Usually when I spend time with my nieces we'll eventually get around to playing some card game...invariably they'll have to teach it to me all over again. I seem to forget the rules because I never play unless I'm with them.

I haven't forgotten the rules to the hospital game though.

We got Amy admitted to the hospital via the emergency room last night, by the "direct admit" shortcut that meant no one in the emergency room actually looked at her, they simply signed off on the admitting doctor's orders and we zipped past the 20 people wheezing, bleeding, and looking helpless in the waiting area and up to her room.

Maybe I was imagining it, but it seemed like some of them gave us looks like, "How'd they do that? Is that someone famous getting special treatment?" I know were I feeling sick and miserable it would irritate me to see someone "cut in line." Hopefully those folks won't ever have to learn the secrets to direct admission...you only get such knowledge with practice, and the knowledge isn't worth the price.

Luckily Amy's sister, Lisa, was with me because we also played the "on call physician" game. On call doctors don't really know anything about Amy's case and they are, by nature and I would think as a matter of self preservation, inclined to jump to the "standardized" conclusions about patients and treatment.

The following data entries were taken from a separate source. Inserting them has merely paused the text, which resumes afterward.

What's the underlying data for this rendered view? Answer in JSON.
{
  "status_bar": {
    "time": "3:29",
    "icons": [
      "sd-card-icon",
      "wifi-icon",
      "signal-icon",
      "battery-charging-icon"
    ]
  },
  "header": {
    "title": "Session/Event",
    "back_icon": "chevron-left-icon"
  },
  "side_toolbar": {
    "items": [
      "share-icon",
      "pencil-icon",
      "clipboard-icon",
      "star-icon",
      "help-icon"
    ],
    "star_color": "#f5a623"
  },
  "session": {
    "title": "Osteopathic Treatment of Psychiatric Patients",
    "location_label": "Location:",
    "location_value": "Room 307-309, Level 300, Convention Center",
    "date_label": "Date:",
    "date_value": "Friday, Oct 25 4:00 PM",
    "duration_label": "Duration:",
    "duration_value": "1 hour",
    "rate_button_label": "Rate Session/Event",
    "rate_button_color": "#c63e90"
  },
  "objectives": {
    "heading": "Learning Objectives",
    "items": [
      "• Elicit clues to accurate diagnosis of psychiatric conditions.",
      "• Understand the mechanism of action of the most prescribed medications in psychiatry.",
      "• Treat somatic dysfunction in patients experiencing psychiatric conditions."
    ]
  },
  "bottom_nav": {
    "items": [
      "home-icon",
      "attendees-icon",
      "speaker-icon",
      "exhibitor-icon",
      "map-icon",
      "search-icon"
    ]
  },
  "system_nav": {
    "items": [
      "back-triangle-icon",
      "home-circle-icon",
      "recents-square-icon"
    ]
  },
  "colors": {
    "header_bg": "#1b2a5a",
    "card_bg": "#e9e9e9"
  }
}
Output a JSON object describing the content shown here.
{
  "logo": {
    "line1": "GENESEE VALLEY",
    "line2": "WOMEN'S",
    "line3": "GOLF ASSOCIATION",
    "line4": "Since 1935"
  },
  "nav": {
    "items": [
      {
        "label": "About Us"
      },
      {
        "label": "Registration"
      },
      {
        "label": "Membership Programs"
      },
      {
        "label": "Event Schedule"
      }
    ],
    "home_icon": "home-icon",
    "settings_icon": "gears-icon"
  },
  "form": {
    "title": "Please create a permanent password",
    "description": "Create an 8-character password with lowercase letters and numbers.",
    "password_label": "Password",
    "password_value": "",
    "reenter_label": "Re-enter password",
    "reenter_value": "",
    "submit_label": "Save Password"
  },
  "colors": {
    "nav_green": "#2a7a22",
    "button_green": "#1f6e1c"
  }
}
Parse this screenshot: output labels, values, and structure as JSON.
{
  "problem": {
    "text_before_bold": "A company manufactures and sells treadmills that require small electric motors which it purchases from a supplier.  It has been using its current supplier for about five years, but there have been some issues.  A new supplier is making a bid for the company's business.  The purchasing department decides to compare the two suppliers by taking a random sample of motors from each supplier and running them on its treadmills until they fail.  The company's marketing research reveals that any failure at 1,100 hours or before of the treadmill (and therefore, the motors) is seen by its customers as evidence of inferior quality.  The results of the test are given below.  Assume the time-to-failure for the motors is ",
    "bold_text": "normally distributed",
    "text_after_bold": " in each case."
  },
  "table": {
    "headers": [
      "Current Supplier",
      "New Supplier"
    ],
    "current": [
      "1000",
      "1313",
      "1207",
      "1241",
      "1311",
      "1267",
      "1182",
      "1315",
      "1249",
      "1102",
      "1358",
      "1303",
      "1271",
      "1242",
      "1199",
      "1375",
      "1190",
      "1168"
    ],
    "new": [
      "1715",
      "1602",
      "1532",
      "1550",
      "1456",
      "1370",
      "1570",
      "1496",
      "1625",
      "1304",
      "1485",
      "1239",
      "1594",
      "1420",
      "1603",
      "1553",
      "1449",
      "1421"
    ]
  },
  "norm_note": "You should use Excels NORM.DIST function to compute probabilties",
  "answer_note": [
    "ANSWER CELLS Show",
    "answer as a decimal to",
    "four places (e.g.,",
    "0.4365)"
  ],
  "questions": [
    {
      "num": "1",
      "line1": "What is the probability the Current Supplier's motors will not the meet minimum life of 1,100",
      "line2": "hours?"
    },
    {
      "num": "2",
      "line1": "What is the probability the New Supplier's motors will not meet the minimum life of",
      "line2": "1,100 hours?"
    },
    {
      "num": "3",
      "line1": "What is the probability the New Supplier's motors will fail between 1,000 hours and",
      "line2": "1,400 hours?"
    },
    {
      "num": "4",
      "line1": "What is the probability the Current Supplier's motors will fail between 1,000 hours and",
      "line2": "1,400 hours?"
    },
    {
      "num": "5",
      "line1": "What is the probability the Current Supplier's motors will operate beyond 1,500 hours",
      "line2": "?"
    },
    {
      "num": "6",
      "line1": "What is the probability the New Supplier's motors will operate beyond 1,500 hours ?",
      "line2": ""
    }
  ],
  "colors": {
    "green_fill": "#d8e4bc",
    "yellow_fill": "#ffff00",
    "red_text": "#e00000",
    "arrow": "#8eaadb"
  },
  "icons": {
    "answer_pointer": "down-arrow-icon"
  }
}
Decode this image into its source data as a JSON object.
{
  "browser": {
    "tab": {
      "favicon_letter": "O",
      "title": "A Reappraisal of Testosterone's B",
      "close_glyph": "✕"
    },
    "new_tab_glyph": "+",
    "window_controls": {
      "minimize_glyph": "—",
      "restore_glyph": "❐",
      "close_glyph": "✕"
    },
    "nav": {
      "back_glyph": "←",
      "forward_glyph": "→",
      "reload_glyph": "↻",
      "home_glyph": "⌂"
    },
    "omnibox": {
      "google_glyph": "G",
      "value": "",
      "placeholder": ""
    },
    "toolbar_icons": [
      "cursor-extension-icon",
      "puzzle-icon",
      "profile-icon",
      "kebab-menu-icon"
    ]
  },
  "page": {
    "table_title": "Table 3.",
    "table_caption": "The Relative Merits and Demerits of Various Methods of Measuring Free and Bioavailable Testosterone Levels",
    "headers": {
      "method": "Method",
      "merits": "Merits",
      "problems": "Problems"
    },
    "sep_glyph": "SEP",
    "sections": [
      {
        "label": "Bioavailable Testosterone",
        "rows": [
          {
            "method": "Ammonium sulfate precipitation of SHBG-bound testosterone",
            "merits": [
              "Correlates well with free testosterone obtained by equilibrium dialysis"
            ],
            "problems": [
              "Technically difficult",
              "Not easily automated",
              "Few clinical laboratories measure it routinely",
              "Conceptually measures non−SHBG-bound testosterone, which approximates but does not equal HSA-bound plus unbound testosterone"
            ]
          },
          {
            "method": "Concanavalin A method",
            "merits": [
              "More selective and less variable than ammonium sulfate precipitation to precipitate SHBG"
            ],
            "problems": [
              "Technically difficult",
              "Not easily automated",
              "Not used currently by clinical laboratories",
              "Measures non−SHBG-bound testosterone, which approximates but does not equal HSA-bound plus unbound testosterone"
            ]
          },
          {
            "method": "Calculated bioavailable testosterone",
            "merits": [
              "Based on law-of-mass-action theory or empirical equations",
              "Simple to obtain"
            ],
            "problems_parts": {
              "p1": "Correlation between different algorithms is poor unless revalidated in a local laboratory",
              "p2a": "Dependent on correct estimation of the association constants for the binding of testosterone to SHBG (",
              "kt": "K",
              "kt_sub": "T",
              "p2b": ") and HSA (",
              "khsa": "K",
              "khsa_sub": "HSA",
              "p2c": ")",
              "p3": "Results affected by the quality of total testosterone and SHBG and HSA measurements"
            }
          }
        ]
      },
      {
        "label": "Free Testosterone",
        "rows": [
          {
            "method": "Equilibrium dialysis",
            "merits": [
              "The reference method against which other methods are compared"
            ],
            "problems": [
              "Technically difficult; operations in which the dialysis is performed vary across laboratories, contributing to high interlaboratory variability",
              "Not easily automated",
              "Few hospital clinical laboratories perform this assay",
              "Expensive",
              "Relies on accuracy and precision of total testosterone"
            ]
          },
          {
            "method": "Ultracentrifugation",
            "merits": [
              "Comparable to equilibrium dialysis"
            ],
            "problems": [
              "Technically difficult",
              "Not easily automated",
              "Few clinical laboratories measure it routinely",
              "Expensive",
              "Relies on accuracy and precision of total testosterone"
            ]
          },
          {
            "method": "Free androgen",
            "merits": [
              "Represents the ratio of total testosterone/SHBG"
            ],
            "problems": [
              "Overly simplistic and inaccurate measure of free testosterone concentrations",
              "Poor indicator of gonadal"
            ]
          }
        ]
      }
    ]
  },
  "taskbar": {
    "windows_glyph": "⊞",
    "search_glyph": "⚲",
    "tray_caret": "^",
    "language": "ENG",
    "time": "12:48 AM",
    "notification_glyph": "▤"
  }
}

Amy has a central intravenous line. It's used to administer medications, food, and take blood. It's a semi permanent line and can stay in place for a couple of years if need be. She's had this one since February with no problems. However now she's been having fevers. The standard conclusion if you're an on call doc and not familiar with a patient's case could be that the central line is infected. The standard approach would then be to remove it.

I was in the parking lot getting Amy's bags out of the car when a nurse came in to her room and announced that's what they were going to do. They were going to remove Amy's central line last night as per the "on call" doctor's orders. Luckily Lisa is a nurse and stopped them dead in their tracks. Amy has had numerous blood tests in the past week to determine if that line is infected and they've all come back negative. It may turn out the line is infected, but I doubt it. In any case, we're not going to allow it to be removed simply because that's what "on call doctoring for dummies" says to do in chapter one.

We prayed and cried over Amy last night and left specific instructions that no "invasive" procedures be done without contacting her regular doctor. The one who reads her chart...the one who wrote her chart. Preferably I will be contacted too. I'm fairly certain that doctor is out of town for a few days so today she's having X-rays and CT scans....things we expected and which can't "undo" anything we have had done. I pray they'll show us the source of this fever causing infection, but if nothing else the tests will keep the on call doctor busy, so he can't tinker....maybe he'll have time to read ahead in the "Doctoring 101" book.

Flooding rains have been pounding the area, which has delayed my trip to the hospital today, but that's okay because every 10 minutes or so Amy thinks of something else she wants me to bring her. This is also down to a science. Crochet stuff, crosswords...the usual drill.

Lord, we've gotten too good at this...the hospital game is boring. We'd be perfectly happy to forget how to play. It's time we were dealt a different hand.